STEVEN COMMER: Good afternoon, Stephanie. Yuma is, of course, a border town. The immigration issue is both complex and polarizing. Today I got reaction from law enforcement, an immigration attorney, and you.
WOMAN: We should get tough.
MAN: It’s unbelievable.
WOMAN: They should be required to carry those papers. Just like your driver's license and proof of insurance. It's not a big deal
COMMER: BUT SB1070 is a big deal. Big enough for the US Supreme Court, and what US Justices necessary view as countless shades of grey, to many the issue is black and white.
WOMAN: If they are here, not supposed to be here, they are not illegal immigrants, they are invaders.
MAN: I think we have an amnesty president and our supreme court won't uphold our laws and our borders are open. We're in a recession, and I think we need a new president
COMMER: But immigration laws are far from simple.
KELLY SMITH: Immigration law is considered one of the most complex series of laws, second only to tax laws. Some people would argue maybe more.
COMMER: With such complex laws, and a much-anticipated Supreme Court ruling, one would think local law enforcement would be gearing up for some big changes. But that’s just not so.
CAPT. EBEN BRATCHER: We absolutely see zero impact on our day-to-day operations here. For some time, the Sheriff’s Office has been working closely with Border Patrol and if our officers encounter someone we suspect is in the country illegally, we call Border Patrol.
COMMER: While people remain divided on immigration policies, most agree on one point:
SMITH: Comprehensive immigration reform is needed. Of course, the problem is whether comprehensive immigration reform can be undertaken because of the political ramifications.

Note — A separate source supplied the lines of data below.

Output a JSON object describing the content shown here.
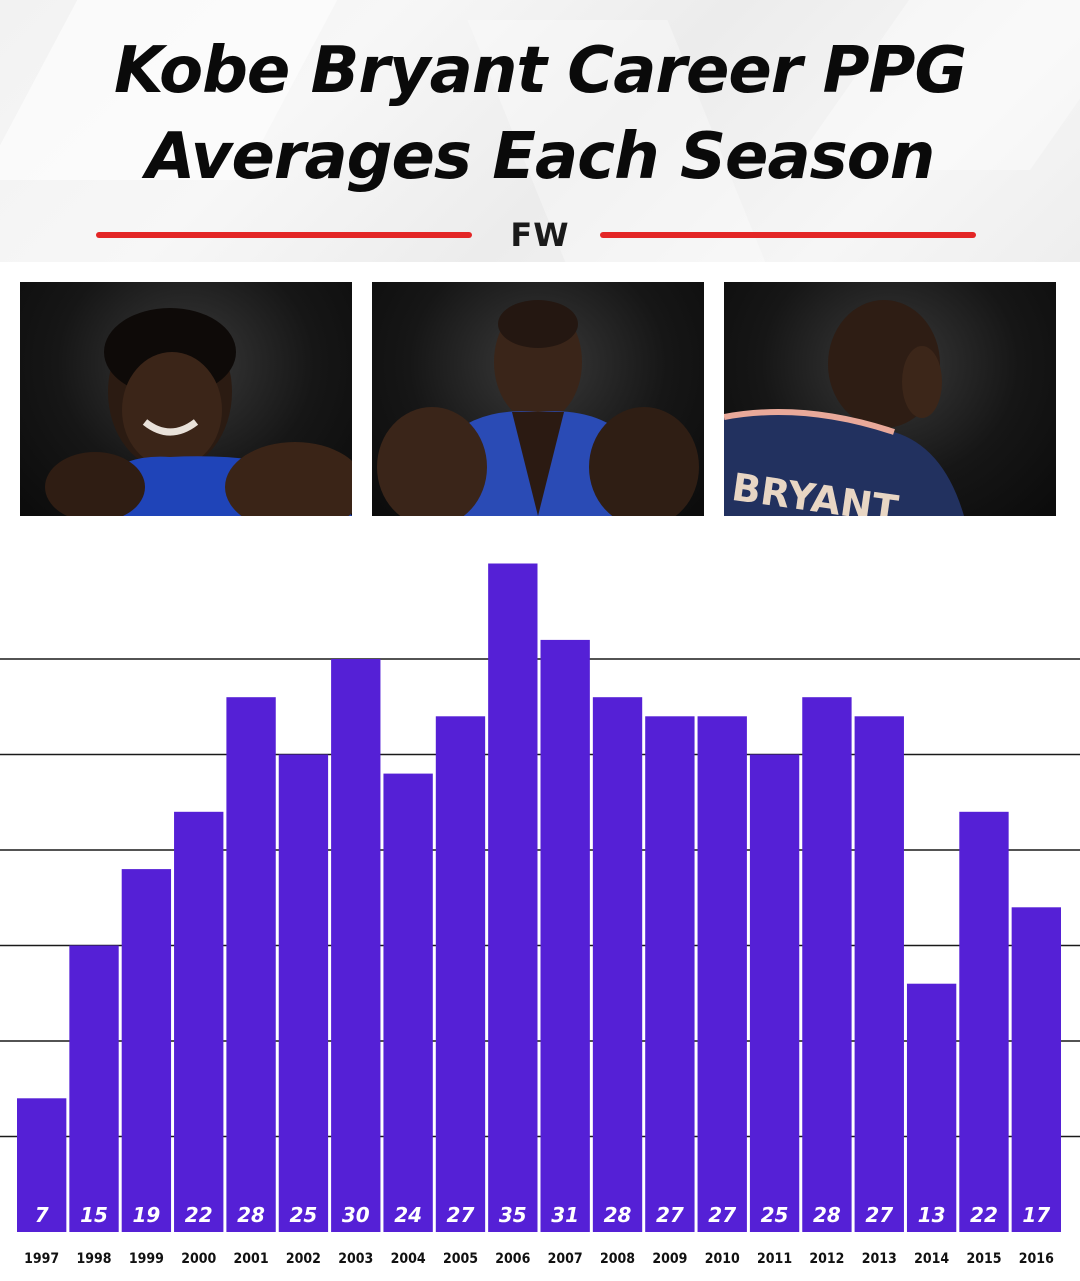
{
  "header": {
    "title_line1": "Kobe Bryant Career PPG",
    "title_line2": "Averages Each Season",
    "logo": "FW",
    "accent_color": "#e32626"
  },
  "photos": [
    {
      "icon": "player-portrait-smiling"
    },
    {
      "icon": "player-portrait-front"
    },
    {
      "icon": "player-portrait-back",
      "jersey_text": "BRYANT"
    }
  ],
  "chart_data": {
    "type": "bar",
    "title": "Kobe Bryant Career PPG Averages Each Season",
    "xlabel": "",
    "ylabel": "",
    "categories": [
      "1997",
      "1998",
      "1999",
      "2000",
      "2001",
      "2002",
      "2003",
      "2004",
      "2005",
      "2006",
      "2007",
      "2008",
      "2009",
      "2010",
      "2011",
      "2012",
      "2013",
      "2014",
      "2015",
      "2016"
    ],
    "values": [
      7,
      15,
      19,
      22,
      28,
      25,
      30,
      24,
      27,
      35,
      31,
      28,
      27,
      27,
      25,
      28,
      27,
      13,
      22,
      17
    ],
    "ylim": [
      0,
      36
    ],
    "grid": true,
    "bar_color": "#5520d6",
    "label_color": "#ffffff"
  }
}
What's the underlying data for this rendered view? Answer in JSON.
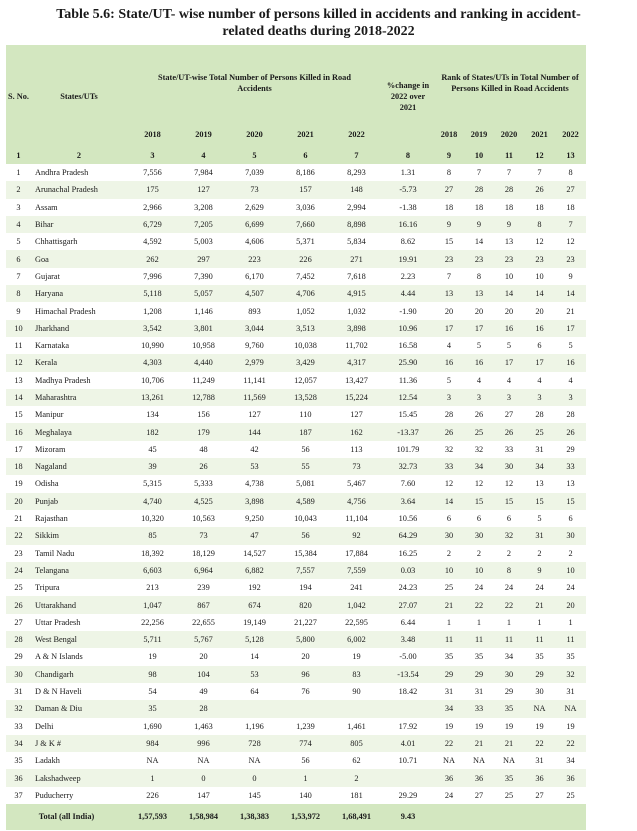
{
  "title_line1": "Table 5.6: State/UT- wise number of persons killed in accidents and ranking in accident-",
  "title_line2": "related deaths during 2018-2022",
  "headers": {
    "sno": "S. No.",
    "states": "States/UTs",
    "total_group": "State/UT-wise Total Number of Persons Killed in Road Accidents",
    "change": "%change in 2022 over 2021",
    "rank_group": "Rank of States/UTs in Total Number of Persons Killed in Road Accidents",
    "years": [
      "2018",
      "2019",
      "2020",
      "2021",
      "2022"
    ]
  },
  "column_numbers": [
    "1",
    "2",
    "3",
    "4",
    "5",
    "6",
    "7",
    "8",
    "9",
    "10",
    "11",
    "12",
    "13"
  ],
  "rows": [
    [
      "1",
      "Andhra Pradesh",
      "7,556",
      "7,984",
      "7,039",
      "8,186",
      "8,293",
      "1.31",
      "8",
      "7",
      "7",
      "7",
      "8"
    ],
    [
      "2",
      "Arunachal Pradesh",
      "175",
      "127",
      "73",
      "157",
      "148",
      "-5.73",
      "27",
      "28",
      "28",
      "26",
      "27"
    ],
    [
      "3",
      "Assam",
      "2,966",
      "3,208",
      "2,629",
      "3,036",
      "2,994",
      "-1.38",
      "18",
      "18",
      "18",
      "18",
      "18"
    ],
    [
      "4",
      "Bihar",
      "6,729",
      "7,205",
      "6,699",
      "7,660",
      "8,898",
      "16.16",
      "9",
      "9",
      "9",
      "8",
      "7"
    ],
    [
      "5",
      "Chhattisgarh",
      "4,592",
      "5,003",
      "4,606",
      "5,371",
      "5,834",
      "8.62",
      "15",
      "14",
      "13",
      "12",
      "12"
    ],
    [
      "6",
      "Goa",
      "262",
      "297",
      "223",
      "226",
      "271",
      "19.91",
      "23",
      "23",
      "23",
      "23",
      "23"
    ],
    [
      "7",
      "Gujarat",
      "7,996",
      "7,390",
      "6,170",
      "7,452",
      "7,618",
      "2.23",
      "7",
      "8",
      "10",
      "10",
      "9"
    ],
    [
      "8",
      "Haryana",
      "5,118",
      "5,057",
      "4,507",
      "4,706",
      "4,915",
      "4.44",
      "13",
      "13",
      "14",
      "14",
      "14"
    ],
    [
      "9",
      "Himachal Pradesh",
      "1,208",
      "1,146",
      "893",
      "1,052",
      "1,032",
      "-1.90",
      "20",
      "20",
      "20",
      "20",
      "21"
    ],
    [
      "10",
      "Jharkhand",
      "3,542",
      "3,801",
      "3,044",
      "3,513",
      "3,898",
      "10.96",
      "17",
      "17",
      "16",
      "16",
      "17"
    ],
    [
      "11",
      "Karnataka",
      "10,990",
      "10,958",
      "9,760",
      "10,038",
      "11,702",
      "16.58",
      "4",
      "5",
      "5",
      "6",
      "5"
    ],
    [
      "12",
      "Kerala",
      "4,303",
      "4,440",
      "2,979",
      "3,429",
      "4,317",
      "25.90",
      "16",
      "16",
      "17",
      "17",
      "16"
    ],
    [
      "13",
      "Madhya Pradesh",
      "10,706",
      "11,249",
      "11,141",
      "12,057",
      "13,427",
      "11.36",
      "5",
      "4",
      "4",
      "4",
      "4"
    ],
    [
      "14",
      "Maharashtra",
      "13,261",
      "12,788",
      "11,569",
      "13,528",
      "15,224",
      "12.54",
      "3",
      "3",
      "3",
      "3",
      "3"
    ],
    [
      "15",
      "Manipur",
      "134",
      "156",
      "127",
      "110",
      "127",
      "15.45",
      "28",
      "26",
      "27",
      "28",
      "28"
    ],
    [
      "16",
      "Meghalaya",
      "182",
      "179",
      "144",
      "187",
      "162",
      "-13.37",
      "26",
      "25",
      "26",
      "25",
      "26"
    ],
    [
      "17",
      "Mizoram",
      "45",
      "48",
      "42",
      "56",
      "113",
      "101.79",
      "32",
      "32",
      "33",
      "31",
      "29"
    ],
    [
      "18",
      "Nagaland",
      "39",
      "26",
      "53",
      "55",
      "73",
      "32.73",
      "33",
      "34",
      "30",
      "34",
      "33"
    ],
    [
      "19",
      "Odisha",
      "5,315",
      "5,333",
      "4,738",
      "5,081",
      "5,467",
      "7.60",
      "12",
      "12",
      "12",
      "13",
      "13"
    ],
    [
      "20",
      "Punjab",
      "4,740",
      "4,525",
      "3,898",
      "4,589",
      "4,756",
      "3.64",
      "14",
      "15",
      "15",
      "15",
      "15"
    ],
    [
      "21",
      "Rajasthan",
      "10,320",
      "10,563",
      "9,250",
      "10,043",
      "11,104",
      "10.56",
      "6",
      "6",
      "6",
      "5",
      "6"
    ],
    [
      "22",
      "Sikkim",
      "85",
      "73",
      "47",
      "56",
      "92",
      "64.29",
      "30",
      "30",
      "32",
      "31",
      "30"
    ],
    [
      "23",
      "Tamil Nadu",
      "18,392",
      "18,129",
      "14,527",
      "15,384",
      "17,884",
      "16.25",
      "2",
      "2",
      "2",
      "2",
      "2"
    ],
    [
      "24",
      "Telangana",
      "6,603",
      "6,964",
      "6,882",
      "7,557",
      "7,559",
      "0.03",
      "10",
      "10",
      "8",
      "9",
      "10"
    ],
    [
      "25",
      "Tripura",
      "213",
      "239",
      "192",
      "194",
      "241",
      "24.23",
      "25",
      "24",
      "24",
      "24",
      "24"
    ],
    [
      "26",
      "Uttarakhand",
      "1,047",
      "867",
      "674",
      "820",
      "1,042",
      "27.07",
      "21",
      "22",
      "22",
      "21",
      "20"
    ],
    [
      "27",
      "Uttar Pradesh",
      "22,256",
      "22,655",
      "19,149",
      "21,227",
      "22,595",
      "6.44",
      "1",
      "1",
      "1",
      "1",
      "1"
    ],
    [
      "28",
      "West Bengal",
      "5,711",
      "5,767",
      "5,128",
      "5,800",
      "6,002",
      "3.48",
      "11",
      "11",
      "11",
      "11",
      "11"
    ],
    [
      "29",
      "A & N Islands",
      "19",
      "20",
      "14",
      "20",
      "19",
      "-5.00",
      "35",
      "35",
      "34",
      "35",
      "35"
    ],
    [
      "30",
      "Chandigarh",
      "98",
      "104",
      "53",
      "96",
      "83",
      "-13.54",
      "29",
      "29",
      "30",
      "29",
      "32"
    ],
    [
      "31",
      "D & N Haveli",
      "54",
      "49",
      "64",
      "76",
      "90",
      "18.42",
      "31",
      "31",
      "29",
      "30",
      "31"
    ],
    [
      "32",
      "Daman & Diu",
      "35",
      "28",
      "",
      "",
      "",
      "",
      "34",
      "33",
      "35",
      "NA",
      "NA"
    ],
    [
      "33",
      "Delhi",
      "1,690",
      "1,463",
      "1,196",
      "1,239",
      "1,461",
      "17.92",
      "19",
      "19",
      "19",
      "19",
      "19"
    ],
    [
      "34",
      "J & K #",
      "984",
      "996",
      "728",
      "774",
      "805",
      "4.01",
      "22",
      "21",
      "21",
      "22",
      "22"
    ],
    [
      "35",
      "Ladakh",
      "NA",
      "NA",
      "NA",
      "56",
      "62",
      "10.71",
      "NA",
      "NA",
      "NA",
      "31",
      "34"
    ],
    [
      "36",
      "Lakshadweep",
      "1",
      "0",
      "0",
      "1",
      "2",
      "",
      "36",
      "36",
      "35",
      "36",
      "36"
    ],
    [
      "37",
      "Puducherry",
      "226",
      "147",
      "145",
      "140",
      "181",
      "29.29",
      "24",
      "27",
      "25",
      "27",
      "25"
    ]
  ],
  "total": {
    "label": "Total (all India)",
    "values": [
      "1,57,593",
      "1,58,984",
      "1,38,383",
      "1,53,972",
      "1,68,491",
      "9.43"
    ]
  }
}
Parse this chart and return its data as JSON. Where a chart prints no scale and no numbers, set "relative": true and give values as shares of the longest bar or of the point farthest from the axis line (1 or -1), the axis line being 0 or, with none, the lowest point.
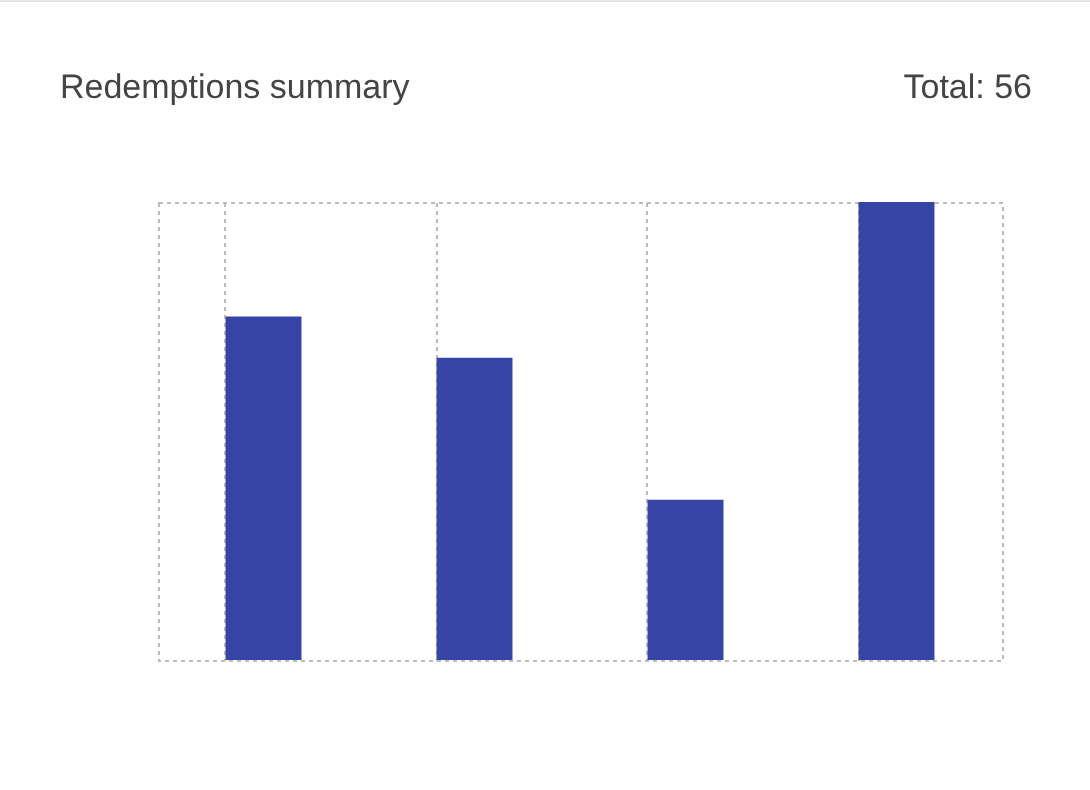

COMMER: Those ramifications are, of course, a reference to the 2012 elections. It would seem immigration reform is the hot potato neither side of the aisle wants to handle before November. As for local Border Patrol, they've been instructed not to talk to the media, at least for now. They're referring questions to the press office of Homeland Security in Washington. So far, our inquiry has gone unanswered.